Question
A sync is failing with one of the following error messages:
Error Unexpected character ('X' (code 72)): Expected separator ('"' (code 34)) or end-of-line at line: ?, column: ?.
{
...
"data":{
"status":"FAILURE_WITH_TASK",
"reason":"com.fasterxml.jackson.dataformat.csv.CsvMappingException: Too many entries: expected at most 1 (value #1 (? chars) \"???\")\n at [Source: (BufferedReader); line: ?, column: ???]",
"taskType":"poorly_formatted_file"
},
...
}
Environment
File connectors:
- Amazon S3
- Azure Blob Storage
- Email connector
- FTP
- FTPS
- Google Cloud Storage
- SFTP
File connectors, only with Merge Mode enabled:
- Box
- Dropbox
- Google Drive
Answer
-
Verify in the source document that double quotes are correctly escaped as specified in RFC 4180 standard.
-
In the Setup tab, click Edit connection data.
-
Toggle Enable Advanced Options on.
-
Declare a Delimiter in the connector settings.
-
If needed, specify an Escape Character.
Cause
The file appears correctly formatted and is ingested or parsed correctly by other tools or software. Different tools use different rules and libraries to parse CSV. The tool used at Fivetran ingests CSV files that follow RFC 4180 standard.
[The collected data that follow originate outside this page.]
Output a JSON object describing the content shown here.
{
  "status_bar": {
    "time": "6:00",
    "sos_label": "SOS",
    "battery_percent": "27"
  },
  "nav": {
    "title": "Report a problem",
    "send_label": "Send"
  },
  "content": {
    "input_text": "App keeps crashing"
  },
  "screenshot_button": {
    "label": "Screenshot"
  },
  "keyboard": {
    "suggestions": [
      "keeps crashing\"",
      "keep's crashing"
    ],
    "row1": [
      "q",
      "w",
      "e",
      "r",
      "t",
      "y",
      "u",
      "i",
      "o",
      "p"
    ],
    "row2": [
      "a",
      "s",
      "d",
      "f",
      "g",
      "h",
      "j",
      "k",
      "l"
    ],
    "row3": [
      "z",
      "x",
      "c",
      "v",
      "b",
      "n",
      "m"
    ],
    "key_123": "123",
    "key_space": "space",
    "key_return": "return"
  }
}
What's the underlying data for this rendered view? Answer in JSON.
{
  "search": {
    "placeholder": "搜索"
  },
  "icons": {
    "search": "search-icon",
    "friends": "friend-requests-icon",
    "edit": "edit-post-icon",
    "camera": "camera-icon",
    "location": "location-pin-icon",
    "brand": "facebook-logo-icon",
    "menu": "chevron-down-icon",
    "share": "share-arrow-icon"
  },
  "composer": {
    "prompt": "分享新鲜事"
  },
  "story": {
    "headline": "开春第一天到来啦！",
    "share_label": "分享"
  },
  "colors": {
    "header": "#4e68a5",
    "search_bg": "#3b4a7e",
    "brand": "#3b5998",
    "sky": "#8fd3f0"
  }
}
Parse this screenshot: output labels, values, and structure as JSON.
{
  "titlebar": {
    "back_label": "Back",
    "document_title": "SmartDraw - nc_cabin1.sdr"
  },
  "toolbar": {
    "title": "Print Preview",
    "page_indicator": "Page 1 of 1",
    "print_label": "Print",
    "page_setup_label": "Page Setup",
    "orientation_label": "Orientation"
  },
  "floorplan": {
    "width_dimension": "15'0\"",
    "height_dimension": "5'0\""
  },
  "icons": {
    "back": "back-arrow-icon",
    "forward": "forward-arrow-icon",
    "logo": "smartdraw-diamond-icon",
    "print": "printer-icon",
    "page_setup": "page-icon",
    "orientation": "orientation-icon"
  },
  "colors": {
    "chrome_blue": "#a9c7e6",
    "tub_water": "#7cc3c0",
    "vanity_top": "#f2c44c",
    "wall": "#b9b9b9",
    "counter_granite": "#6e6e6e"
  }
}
A common error, in this case, is having double quotes inside a field that also contains other characters such as a JSON string.
For example:
"{'automation': {'type': 1, 'rule': "HS - MRR - Billing Mail delivery failure on xneelos auto replies "}, 'added_tags': ['delivery failure'], 'ticket_type': 'System', 'status': 'Closed', 'Product': 'None'}"
The RFC states that:
6. Fields containing line breaks (CRLF), double quotes, and commas should be enclosed in double-quotes. For example: "aaa","b CRLF bb","ccc" CRLF zzz,yyy,xxx
7. If double-quotes are used to enclose fields, then a double-quote
appearing inside a field must be escaped by preceding it with
another double quote. For example: "aaa","b""bb","ccc"
This makes the above string invalid